如何根据时间戳从字符串列表中删除重复项

Question

I have the following list:我有以下列表：

ls = ["2022-07-17 16:00:02 txt xyz", "2022-07-17 15:00:02 txt xyz", "2022-07-17 16:00:02 txt abc"]

I only want to keep entries where the text is unique (xyz and abc), and where the timestamp is newer.我只想保留文本唯一（xyz 和 abc）以及时间戳更新的条目。 This is my expected outcome:这是我的预期结果：

ls = ["2022-07-17 16:00:02 txt xyz", "2022-07-17 16:00:02 txt abc"]

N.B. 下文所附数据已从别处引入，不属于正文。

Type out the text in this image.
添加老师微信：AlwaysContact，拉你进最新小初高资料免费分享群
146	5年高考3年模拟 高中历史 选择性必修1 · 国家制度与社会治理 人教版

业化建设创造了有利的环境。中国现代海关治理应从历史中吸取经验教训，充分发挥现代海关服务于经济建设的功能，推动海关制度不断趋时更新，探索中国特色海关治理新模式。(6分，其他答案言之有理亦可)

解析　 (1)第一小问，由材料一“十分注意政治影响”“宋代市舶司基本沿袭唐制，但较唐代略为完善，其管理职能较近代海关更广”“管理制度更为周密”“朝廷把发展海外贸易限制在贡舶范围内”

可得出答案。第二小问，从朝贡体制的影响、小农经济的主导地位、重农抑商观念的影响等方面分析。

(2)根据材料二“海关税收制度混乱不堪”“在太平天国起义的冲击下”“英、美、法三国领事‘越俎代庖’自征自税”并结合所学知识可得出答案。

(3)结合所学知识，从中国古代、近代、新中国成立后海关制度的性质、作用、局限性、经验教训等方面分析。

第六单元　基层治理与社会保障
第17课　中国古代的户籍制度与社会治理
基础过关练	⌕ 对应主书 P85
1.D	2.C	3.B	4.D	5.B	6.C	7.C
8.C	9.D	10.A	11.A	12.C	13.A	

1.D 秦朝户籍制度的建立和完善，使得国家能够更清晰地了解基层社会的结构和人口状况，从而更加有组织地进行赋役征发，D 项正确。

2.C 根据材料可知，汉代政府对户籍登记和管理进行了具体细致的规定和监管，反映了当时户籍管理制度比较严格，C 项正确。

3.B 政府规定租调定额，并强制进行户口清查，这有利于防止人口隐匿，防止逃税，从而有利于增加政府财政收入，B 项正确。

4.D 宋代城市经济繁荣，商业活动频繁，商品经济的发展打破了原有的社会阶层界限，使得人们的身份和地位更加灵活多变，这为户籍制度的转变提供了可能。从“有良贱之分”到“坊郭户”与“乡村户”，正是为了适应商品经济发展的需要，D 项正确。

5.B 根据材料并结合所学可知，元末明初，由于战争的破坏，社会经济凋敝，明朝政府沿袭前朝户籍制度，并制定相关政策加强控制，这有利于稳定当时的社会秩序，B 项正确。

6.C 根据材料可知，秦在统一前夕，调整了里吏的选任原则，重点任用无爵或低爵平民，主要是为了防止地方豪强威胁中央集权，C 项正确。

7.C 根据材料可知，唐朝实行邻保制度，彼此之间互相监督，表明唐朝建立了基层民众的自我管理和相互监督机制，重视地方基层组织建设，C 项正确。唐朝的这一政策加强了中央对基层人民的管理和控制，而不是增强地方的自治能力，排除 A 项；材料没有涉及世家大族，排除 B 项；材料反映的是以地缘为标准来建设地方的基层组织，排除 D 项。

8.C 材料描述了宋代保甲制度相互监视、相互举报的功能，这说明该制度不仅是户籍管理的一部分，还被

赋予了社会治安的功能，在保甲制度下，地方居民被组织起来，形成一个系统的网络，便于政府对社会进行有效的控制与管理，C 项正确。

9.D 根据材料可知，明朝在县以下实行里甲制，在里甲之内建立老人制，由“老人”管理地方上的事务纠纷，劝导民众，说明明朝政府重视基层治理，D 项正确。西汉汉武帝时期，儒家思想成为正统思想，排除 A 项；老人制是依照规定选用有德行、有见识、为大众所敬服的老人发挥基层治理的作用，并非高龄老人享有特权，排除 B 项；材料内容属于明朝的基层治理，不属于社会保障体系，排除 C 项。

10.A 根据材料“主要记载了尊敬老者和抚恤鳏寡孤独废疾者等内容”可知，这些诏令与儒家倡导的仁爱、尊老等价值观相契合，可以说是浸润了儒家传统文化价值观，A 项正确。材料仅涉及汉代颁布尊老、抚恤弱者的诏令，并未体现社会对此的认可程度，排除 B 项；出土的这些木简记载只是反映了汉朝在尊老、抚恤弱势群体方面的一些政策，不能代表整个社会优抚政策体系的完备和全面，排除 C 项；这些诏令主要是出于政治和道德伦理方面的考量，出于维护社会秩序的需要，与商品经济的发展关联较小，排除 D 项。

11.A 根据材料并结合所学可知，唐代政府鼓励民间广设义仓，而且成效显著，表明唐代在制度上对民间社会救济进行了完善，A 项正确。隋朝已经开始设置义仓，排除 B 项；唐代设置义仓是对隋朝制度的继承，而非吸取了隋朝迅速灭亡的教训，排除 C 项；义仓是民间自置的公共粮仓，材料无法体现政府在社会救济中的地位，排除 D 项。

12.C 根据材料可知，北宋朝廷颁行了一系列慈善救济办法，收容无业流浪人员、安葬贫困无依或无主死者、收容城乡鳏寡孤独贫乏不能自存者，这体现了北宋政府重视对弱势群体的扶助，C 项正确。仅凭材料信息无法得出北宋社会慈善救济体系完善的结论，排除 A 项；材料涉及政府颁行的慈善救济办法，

My approach was to use a dictionary sorted by value, but then I still don't know how to remove the older timestamp.我的方法是使用按值排序的字典，但是我仍然不知道如何删除较旧的时间戳。

import re

keep_message = {}
for i in range(len(ls)):
    timestamp_str = re.search(r"^(.*?) txt", ls[i]).group(1)
    timestamp = datetime.datetime.strptime(timestamp_str, "%Y-%m-%d %H:%M:%S")
    text = re.search(r"txt (.*?)$", ls[i]).group(1)
    keep_message[text + "_" + timestamp_str] = timestamp

keep_message_sorted = dict(sorted(keep_message.items(), key=lambda item: item[1]))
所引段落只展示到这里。